The US Dollar Index (DXY) fell for a second session and traded near 97.50 in Asian hours on Monday. The move followed uncertainty over US trade policy and weaker economic data.
The US Supreme Court struck down most of President Donald Trump’s emergency tariff authority. Trump said he would pursue a 15% global import tariff, up from 10%, using other trade laws.
Dollar Pressures From Data And Policy
US data also weighed on the dollar. The economy grew 1.4% in Q4 2025, while core PCE inflation rose 3.0% year on year in December.
Geopolitics added to market caution. The New York Times reported Trump was weighing limited airstrikes on Iran, with a wider attack considered if earlier steps fail.
The US Dollar is the official US currency and is used in some other countries. It accounts for over 88% of global foreign exchange turnover, or about $6.6 trillion in daily transactions, based on 2022 data.
Federal Reserve policy affects the dollar mainly through interest rates. The Fed targets 2% inflation and can use quantitative easing, which tends to weaken the dollar, or quantitative tightening, which tends to support it.
Trading Implications For Currency Markets
Given the US Dollar Index’s fall to 97.50, we see the market reacting to a difficult mix of slowing growth and high inflation. The Q4 2025 GDP figure of 1.4% alongside a 3.0% core PCE reading puts the Federal Reserve in a bind, making future policy moves highly unpredictable. This uncertainty suggests that simply shorting the dollar may be too risky due to potential safe-haven bids.
The combination of trade policy confusion and geopolitical risk is a classic recipe for higher market volatility. We can look back to periods like the 2019 trade disputes, when currency volatility gauges saw spikes of over 20% in short periods.
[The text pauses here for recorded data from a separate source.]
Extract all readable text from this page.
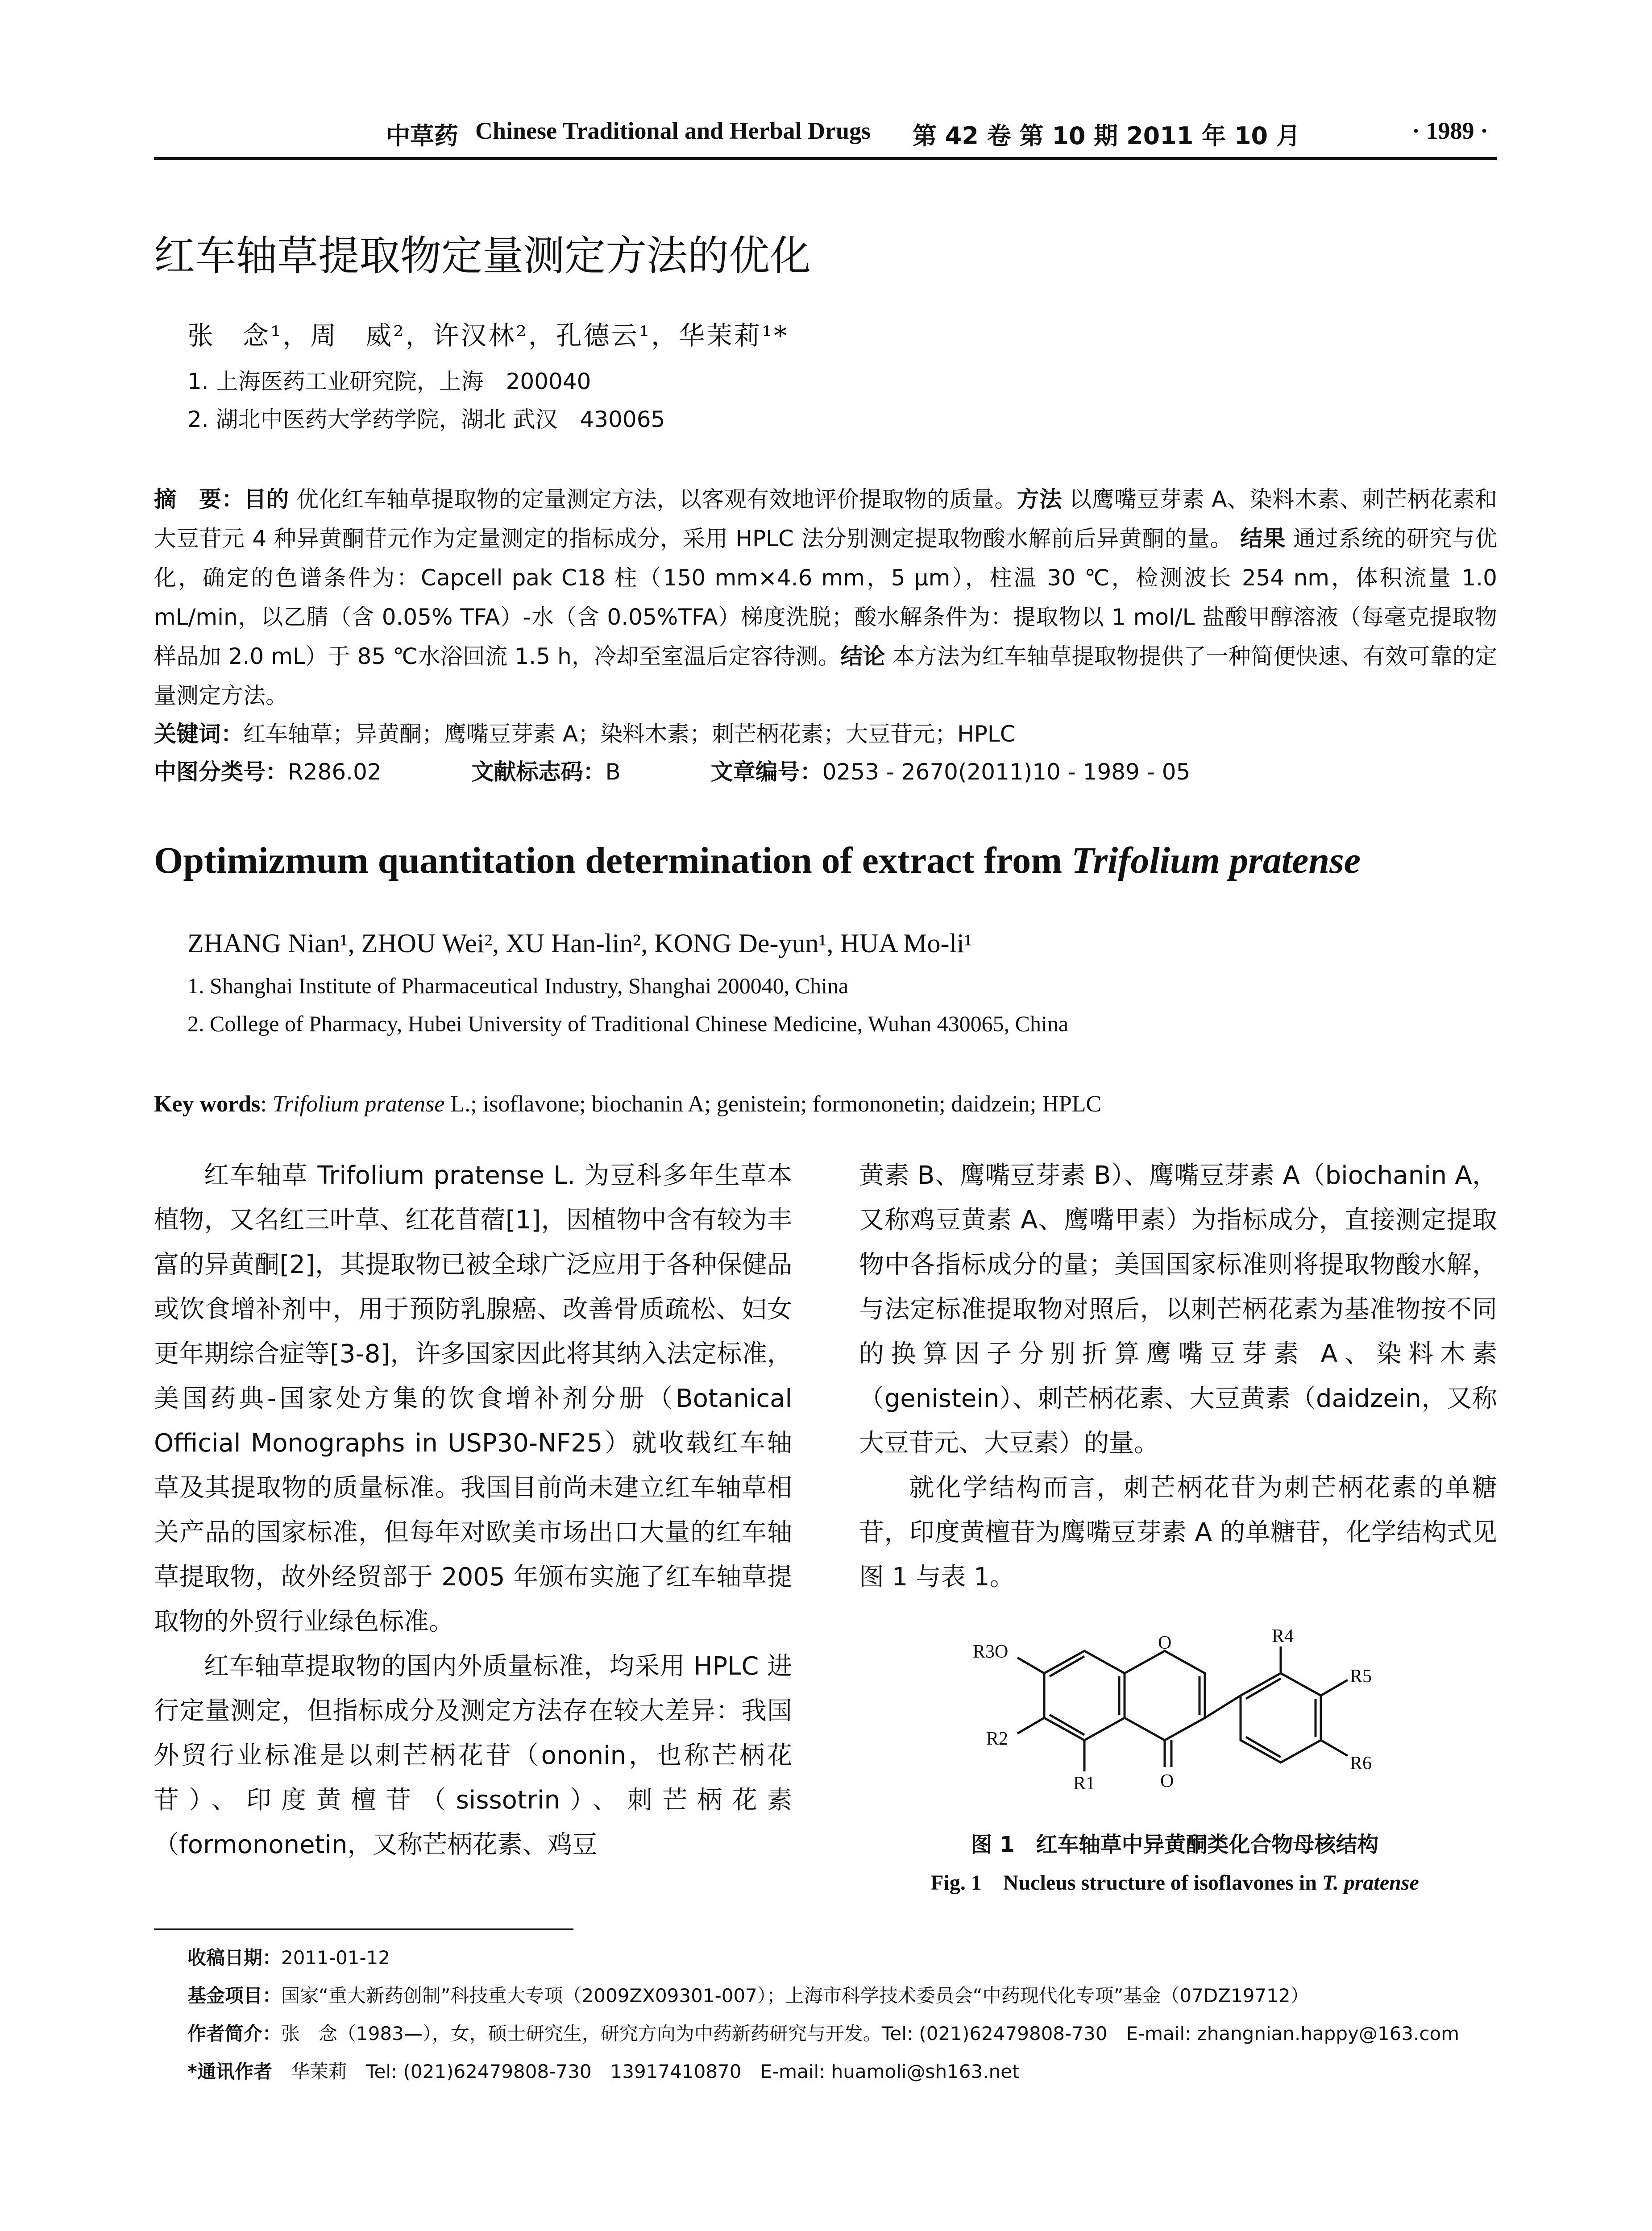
中草药 Chinese Traditional and Herbal Drugs 第 42 卷 第 10 期 2011 年 10 月	· 1989 ·
红车轴草提取物定量测定方法的优化
张　念¹，周　威²，许汉林²，孔德云¹，华茉莉¹*
1. 上海医药工业研究院，上海　200040
2. 湖北中医药大学药学院，湖北 武汉　430065
摘　要：目的 优化红车轴草提取物的定量测定方法，以客观有效地评价提取物的质量。方法 以鹰嘴豆芽素 A、染料木素、刺芒柄花素和大豆苷元 4 种异黄酮苷元作为定量测定的指标成分，采用 HPLC 法分别测定提取物酸水解前后异黄酮的量。 结果 通过系统的研究与优化，确定的色谱条件为：Capcell pak C18 柱（150 mm×4.6 mm，5 μm），柱温 30 ℃，检测波长 254 nm，体积流量 1.0 mL/min，以乙腈（含 0.05% TFA）-水（含 0.05%TFA）梯度洗脱；酸水解条件为：提取物以 1 mol/L 盐酸甲醇溶液（每毫克提取物样品加 2.0 mL）于 85 ℃水浴回流 1.5 h，冷却至室温后定容待测。结论 本方法为红车轴草提取物提供了一种简便快速、有效可靠的定量测定方法。
关键词：红车轴草；异黄酮；鹰嘴豆芽素 A；染料木素；刺芒柄花素；大豆苷元；HPLC
中图分类号：R286.02	文献标志码：B	文章编号：0253 - 2670(2011)10 - 1989 - 05
Optimizmum quantitation determination of extract from Trifolium pratense
ZHANG Nian¹, ZHOU Wei², XU Han-lin², KONG De-yun¹, HUA Mo-li¹
1. Shanghai Institute of Pharmaceutical Industry, Shanghai 200040, China
2. College of Pharmacy, Hubei University of Traditional Chinese Medicine, Wuhan 430065, China
Key words: Trifolium pratense L.; isoflavone; biochanin A; genistein; formononetin; daidzein; HPLC

红车轴草 Trifolium pratense L. 为豆科多年生草本植物，又名红三叶草、红花苜蓿[1]，因植物中含有较为丰富的异黄酮[2]，其提取物已被全球广泛应用于各种保健品或饮食增补剂中，用于预防乳腺癌、改善骨质疏松、妇女更年期综合症等[3-8]，许多国家因此将其纳入法定标准，美国药典-国家处方集的饮食增补剂分册（Botanical Official Monographs in USP30-NF25）就收载红车轴草及其提取物的质量标准。我国目前尚未建立红车轴草相关产品的国家标准，但每年对欧美市场出口大量的红车轴草提取物，故外经贸部于 2005 年颁布实施了红车轴草提取物的外贸行业绿色标准。

红车轴草提取物的国内外质量标准，均采用 HPLC 进行定量测定，但指标成分及测定方法存在较大差异：我国外贸行业标准是以刺芒柄花苷（ononin，也称芒柄花苷）、印度黄檀苷（sissotrin）、刺芒柄花素（formononetin，又称芒柄花素、鸡豆

黄素 B、鹰嘴豆芽素 B）、鹰嘴豆芽素 A（biochanin A，又称鸡豆黄素 A、鹰嘴甲素）为指标成分，直接测定提取物中各指标成分的量；美国国家标准则将提取物酸水解，与法定标准提取物对照后，以刺芒柄花素为基准物按不同的换算因子分别折算鹰嘴豆芽素 A、染料木素（genistein）、刺芒柄花素、大豆黄素（daidzein，又称大豆苷元、大豆素）的量。

就化学结构而言，刺芒柄花苷为刺芒柄花素的单糖苷，印度黄檀苷为鹰嘴豆芽素 A 的单糖苷，化学结构式见图 1 与表 1。

R3O	O	R4
R5
R2
R1	O
R6
图 1　红车轴草中异黄酮类化合物母核结构
Fig. 1　Nucleus structure of isoflavones in T. pratense
收稿日期：2011-01-12
基金项目：国家“重大新药创制”科技重大专项（2009ZX09301-007）；上海市科学技术委员会“中药现代化专项”基金（07DZ19712）
作者简介：张　念（1983—），女，硕士研究生，研究方向为中药新药研究与开发。Tel: (021)62479808-730　E-mail: zhangnian.happy@163.com
*通讯作者　 华茉莉　Tel: (021)62479808-730　13917410870　E-mail: huamoli@sh163.net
Therefore, traders should consider buying options strategies like straddles or strangles on major pairs like EUR/USD, which profit from large price swings in either direction.
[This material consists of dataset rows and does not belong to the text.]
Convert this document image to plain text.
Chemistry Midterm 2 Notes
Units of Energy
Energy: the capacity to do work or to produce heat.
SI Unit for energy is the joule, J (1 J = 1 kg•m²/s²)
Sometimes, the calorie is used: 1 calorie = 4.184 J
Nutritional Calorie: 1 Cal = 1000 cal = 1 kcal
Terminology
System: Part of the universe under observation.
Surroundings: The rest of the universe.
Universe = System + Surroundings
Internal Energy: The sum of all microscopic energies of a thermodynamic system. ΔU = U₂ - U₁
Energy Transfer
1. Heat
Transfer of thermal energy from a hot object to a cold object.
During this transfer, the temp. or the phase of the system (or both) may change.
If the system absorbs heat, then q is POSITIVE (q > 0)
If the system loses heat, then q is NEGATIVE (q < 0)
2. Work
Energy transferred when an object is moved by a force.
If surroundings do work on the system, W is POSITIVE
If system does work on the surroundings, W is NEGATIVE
For those with existing long-dollar positions, the threat of a new 15% global tariff introduces significant downside risk. It would be wise to purchase put options on the US Dollar Index or related currency futures as a direct hedge. This acts as insurance against further policy-driven dollar weakness in the coming weeks.
We are also closely watching the USD/JPY pair, as the yen often acts as a primary safe-haven currency during periods of US-centric uncertainty. The current situation could strengthen the yen more than the dollar, pushing the USD/JPY pair lower. Options that bet on a fall in this pair could provide a valuable position against escalating global tensions.
The reports concerning potential US airstrikes on Iran add another layer of risk, particularly for energy markets. We have historically seen WTI crude prices jump by over 10% in a matter of days on similar Mideast tensions. Traders should monitor volatility in oil options, as a spike in energy prices would further complicate the global inflation and growth outlook.